Dimensionality Reduction Flashcards
(15 cards)
What is the aim of Dimensionality Reduction?
To remove noise from the data and focus on the features that are actually important and increase model efficiency.
What are the two types of Dimensionality Reduction?
- Feature Selection
- Feature Reduction
What is an example of a filter method?
Variance Thresholding
How does variance thresholding work?
Calculate the variance of each feature, then drop features with variance below some threshold. The idea is that low-variance features contain less information
What are two examples of wrapper methods?
- Forward Search
- Recursive Feature Elimination
What is a wrapper method?
A method that searches for an optimal feature subset tailored to a particular algorithm.
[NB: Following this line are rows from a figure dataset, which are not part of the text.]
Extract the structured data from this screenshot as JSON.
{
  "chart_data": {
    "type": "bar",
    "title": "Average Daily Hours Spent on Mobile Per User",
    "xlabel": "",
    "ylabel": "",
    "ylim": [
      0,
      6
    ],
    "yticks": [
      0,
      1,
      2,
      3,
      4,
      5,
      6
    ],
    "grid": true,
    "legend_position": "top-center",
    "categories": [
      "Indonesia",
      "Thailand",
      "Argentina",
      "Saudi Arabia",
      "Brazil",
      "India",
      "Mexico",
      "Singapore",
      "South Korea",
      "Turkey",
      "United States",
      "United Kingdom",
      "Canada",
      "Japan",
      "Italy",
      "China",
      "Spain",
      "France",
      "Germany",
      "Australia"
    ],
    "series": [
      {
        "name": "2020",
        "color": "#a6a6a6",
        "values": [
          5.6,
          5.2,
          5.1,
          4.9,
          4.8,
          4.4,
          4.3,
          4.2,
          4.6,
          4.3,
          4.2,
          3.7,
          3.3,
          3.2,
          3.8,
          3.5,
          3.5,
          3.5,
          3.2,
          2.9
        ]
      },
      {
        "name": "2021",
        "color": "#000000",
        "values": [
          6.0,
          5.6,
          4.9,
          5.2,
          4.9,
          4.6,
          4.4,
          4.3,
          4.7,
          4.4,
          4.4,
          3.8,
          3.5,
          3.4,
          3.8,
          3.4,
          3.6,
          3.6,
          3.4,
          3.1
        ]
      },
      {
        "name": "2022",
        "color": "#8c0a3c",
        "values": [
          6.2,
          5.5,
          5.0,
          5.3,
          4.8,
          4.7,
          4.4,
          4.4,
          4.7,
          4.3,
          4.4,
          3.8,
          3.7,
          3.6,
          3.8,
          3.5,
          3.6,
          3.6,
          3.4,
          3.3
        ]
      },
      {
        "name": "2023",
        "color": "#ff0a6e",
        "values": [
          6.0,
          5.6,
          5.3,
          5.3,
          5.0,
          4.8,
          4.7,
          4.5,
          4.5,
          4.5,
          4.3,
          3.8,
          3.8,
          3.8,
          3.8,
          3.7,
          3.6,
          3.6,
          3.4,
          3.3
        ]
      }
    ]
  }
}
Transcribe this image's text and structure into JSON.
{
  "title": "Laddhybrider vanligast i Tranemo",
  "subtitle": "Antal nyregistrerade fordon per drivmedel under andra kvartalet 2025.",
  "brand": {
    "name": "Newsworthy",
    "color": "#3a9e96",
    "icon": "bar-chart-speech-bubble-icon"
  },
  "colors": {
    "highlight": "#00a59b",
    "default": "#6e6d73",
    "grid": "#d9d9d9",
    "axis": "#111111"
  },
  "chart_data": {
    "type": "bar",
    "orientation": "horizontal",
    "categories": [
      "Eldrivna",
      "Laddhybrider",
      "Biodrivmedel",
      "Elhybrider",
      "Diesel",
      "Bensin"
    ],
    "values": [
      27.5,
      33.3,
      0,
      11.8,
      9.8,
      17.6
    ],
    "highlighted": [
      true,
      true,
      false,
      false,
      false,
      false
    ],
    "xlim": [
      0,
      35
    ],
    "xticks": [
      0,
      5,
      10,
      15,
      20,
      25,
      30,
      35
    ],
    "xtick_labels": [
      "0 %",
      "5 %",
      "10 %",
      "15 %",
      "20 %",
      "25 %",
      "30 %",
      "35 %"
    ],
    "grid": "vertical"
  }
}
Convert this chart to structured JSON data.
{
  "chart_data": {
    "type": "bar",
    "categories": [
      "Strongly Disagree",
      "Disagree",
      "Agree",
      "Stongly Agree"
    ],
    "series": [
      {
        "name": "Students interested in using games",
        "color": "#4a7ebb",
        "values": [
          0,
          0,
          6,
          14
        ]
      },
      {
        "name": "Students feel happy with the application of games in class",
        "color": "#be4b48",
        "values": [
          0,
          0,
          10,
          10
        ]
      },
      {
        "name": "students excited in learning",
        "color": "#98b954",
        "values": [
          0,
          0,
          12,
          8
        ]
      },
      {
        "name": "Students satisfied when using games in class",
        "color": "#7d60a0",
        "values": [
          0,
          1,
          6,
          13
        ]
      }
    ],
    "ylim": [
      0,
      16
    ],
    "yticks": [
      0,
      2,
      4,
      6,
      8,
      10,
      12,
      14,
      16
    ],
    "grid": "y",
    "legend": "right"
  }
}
What are the main steps for a forward search?
- Create n models with one feature each
- select the best one
- Create n-1 models, by adding one feature
- select the best one
- proceed until you have chosen m features
What are the main steps for a Recursive Feature Elimination?
- create n-1 models, with n-1 features
- Select the best one
- Create n-2 models, by removing one feature
- select the best one
- Proceed until you have removed m features
What are three techniques for splitting data for a Decision Tree?
- Gini impurity coefficient
- Information gain
- Variance reduction
What are the two types of Feature Extraction?
Linear Methods and Non-Linear Methods
How does Principle Component Analysis (PCA) Work?
It finds an orthogonal coordinate transformation such that every new coordinate is “maximally informative”
What are t-SNE and UMAP?
They are common methods when visualising high-dimensional dataset but they are suited to data visualisation only.
What is the process for t-SNE?
- take the distribution of distances between the N points in the dataset. Call that D.
- Scatter N points in 2 or 3 dimensions, randomly.
- Move those N points around ntil the distribution of distances between them resembles D.
What is the advantage of UMAP over t-SNE?
It is only slightly different, but it runs faster and uses less memory while having no problem embedding into >3 dimensions. It can also preserve local and global structure.
What are the problems with t-SNE and UMAP?
- Both depend a lot on their hyperparameters.
- Cluster sizes and distances between clusters means nothing
- x and y axes are basically impossible to interpret